Biofilm is far more than simple “plaque.” It is a highly organised community of billions of bacteria embedded in a protective slime layer known as the matrix.
- The protective shield: This matrix protects bacteria from external attacks – and unfortunately often from toothbrushes and mouthwashes as well.
- Balance matters: As long as the bacterial community remains balanced (symbiosis), the system is stable and harmless.
- When things go wrong: If the biofilm becomes too thick or matures undisturbed in interdental spaces, the balance shifts (dysbiosis). Aggressive bacteria dominate, producing acids that cause tooth decay or toxins that trigger gum inflammation and periodontitis.
Why home care alone is not enough
Even with excellent oral hygiene, toothbrushes and floss reach only about 60–70% of tooth surfaces. The most critical areas – deep gum pockets and narrow interdental spaces – often remain untouched.
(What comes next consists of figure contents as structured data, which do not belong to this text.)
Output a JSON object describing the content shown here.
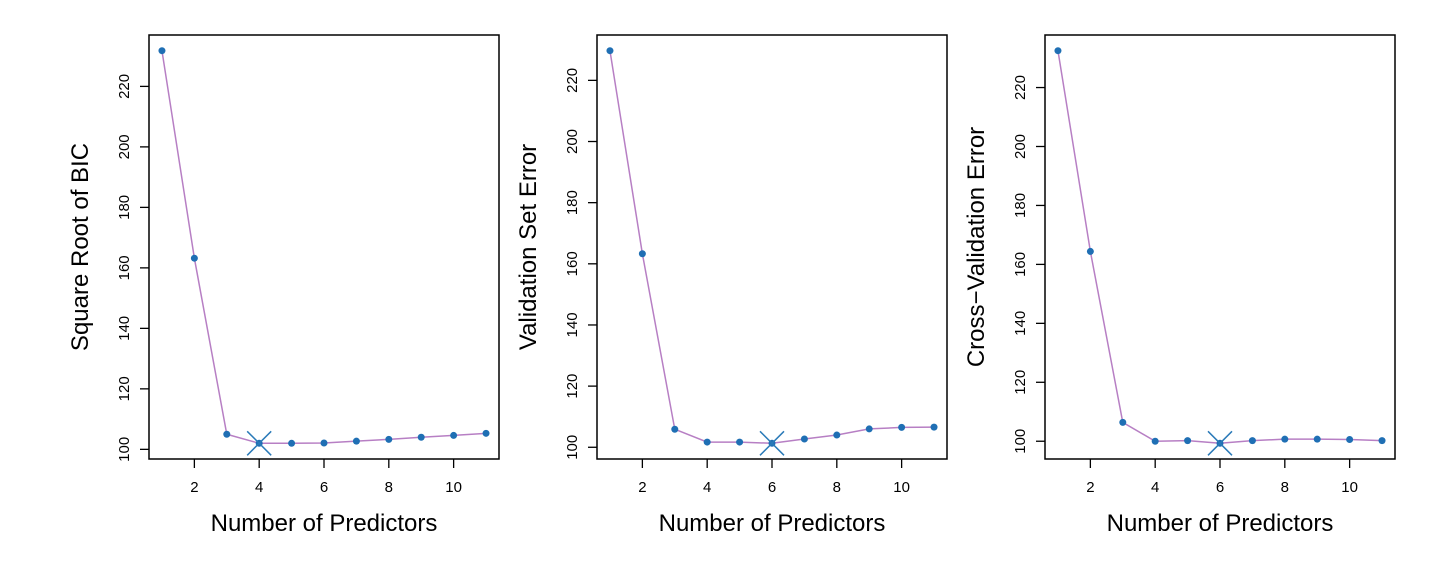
{
  "chart_data": [
    {
      "type": "line",
      "title": "",
      "xlabel": "Number of Predictors",
      "ylabel": "Square Root of BIC",
      "x": [
        1,
        2,
        3,
        4,
        5,
        6,
        7,
        8,
        9,
        10,
        11
      ],
      "values": [
        231.8,
        163.2,
        105.0,
        102.0,
        102.0,
        102.1,
        102.7,
        103.3,
        104.0,
        104.6,
        105.3
      ],
      "best_x": 4,
      "xticks": [
        2,
        4,
        6,
        8,
        10
      ],
      "yticks": [
        100,
        120,
        140,
        160,
        180,
        200,
        220
      ],
      "xlim": [
        1,
        11
      ],
      "grid": false
    },
    {
      "type": "line",
      "title": "",
      "xlabel": "Number of Predictors",
      "ylabel": "Validation Set Error",
      "x": [
        1,
        2,
        3,
        4,
        5,
        6,
        7,
        8,
        9,
        10,
        11
      ],
      "values": [
        229.7,
        163.3,
        105.9,
        101.7,
        101.7,
        101.3,
        102.7,
        104.0,
        106.0,
        106.5,
        106.6
      ],
      "best_x": 6,
      "xticks": [
        2,
        4,
        6,
        8,
        10
      ],
      "yticks": [
        100,
        120,
        140,
        160,
        180,
        200,
        220
      ],
      "xlim": [
        1,
        11
      ],
      "grid": false
    },
    {
      "type": "line",
      "title": "",
      "xlabel": "Number of Predictors",
      "ylabel": "Cross−Validation Error",
      "x": [
        1,
        2,
        3,
        4,
        5,
        6,
        7,
        8,
        9,
        10,
        11
      ],
      "values": [
        232.5,
        164.4,
        106.4,
        100.0,
        100.2,
        99.3,
        100.2,
        100.7,
        100.7,
        100.6,
        100.2
      ],
      "best_x": 6,
      "xticks": [
        2,
        4,
        6,
        8,
        10
      ],
      "yticks": [
        100,
        120,
        140,
        160,
        180,
        200,
        220
      ],
      "xlim": [
        1,
        11
      ],
      "grid": false
    }
  ],
  "colors": {
    "line": "#b77fc4",
    "point": "#1f6fb4",
    "marker": "#2a7ab8"
  }
}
This is precisely where professional biofilm management becomes essential.
The modern approach: gentle instead of aggressive
In the past, professional cleaning often involved extensive scraping. Today’s approach is different. We follow modern protocols such as Guided Biofilm Therapy, which are maximally gentle on enamel and soft tissues.
1. Diagnosis and Visualisation
We do not guess – we assess precisely. First, the teeth are stained with a special solution.
- The aha moment: Biofilm becomes visible. You can clearly see where cleaning is effective and where individual problem areas remain. This insight is one of the most effective training tools for home care.
2. Air Polishing – The “High-Precision Cleaner”
Instead of starting with scraping instruments, soft biofilm and surface stains (from coffee, tea or smoking) are usually removed first using a controlled stream of air, warm water and an ultrafine powder such as erythritol.
- The advantage: This method reaches everywhere – even below the gum line and into deep niches. It is gentle on the gums and simultaneously polishes the tooth surfaces.
3. Targeted Ultrasonic Cleaning
Only once the biofilm has been removed can we clearly identify remaining hard deposits such as calculus. These are then selectively removed using modern ultrasonic instruments. Because we no longer work “blindly,” this step is usually quicker and far more comfortable than traditional methods.
4. Protection and Control
Finally, the cleaned tooth surfaces are fluoridated. This strengthens the enamel and increases its resistance to future acid attacks.
How Often Is “Often Enough”?
The old rule of “twice a year” may be a reasonable average, but it is not medically appropriate for everyone. The correct interval depends on your individual risk profile:
- Do you have a high caries risk or multiple restorations?
- Do you suffer from diabetes or take medication that reduces saliva flow?
- Do you have dental implants or a history of periodontitis?
Depending on these factors, intervals of three to six months may be advisable. Professional biofilm management is an investment in prevention – your insurance against drilling and tooth loss. One hour today can save years of treatment tomorrow.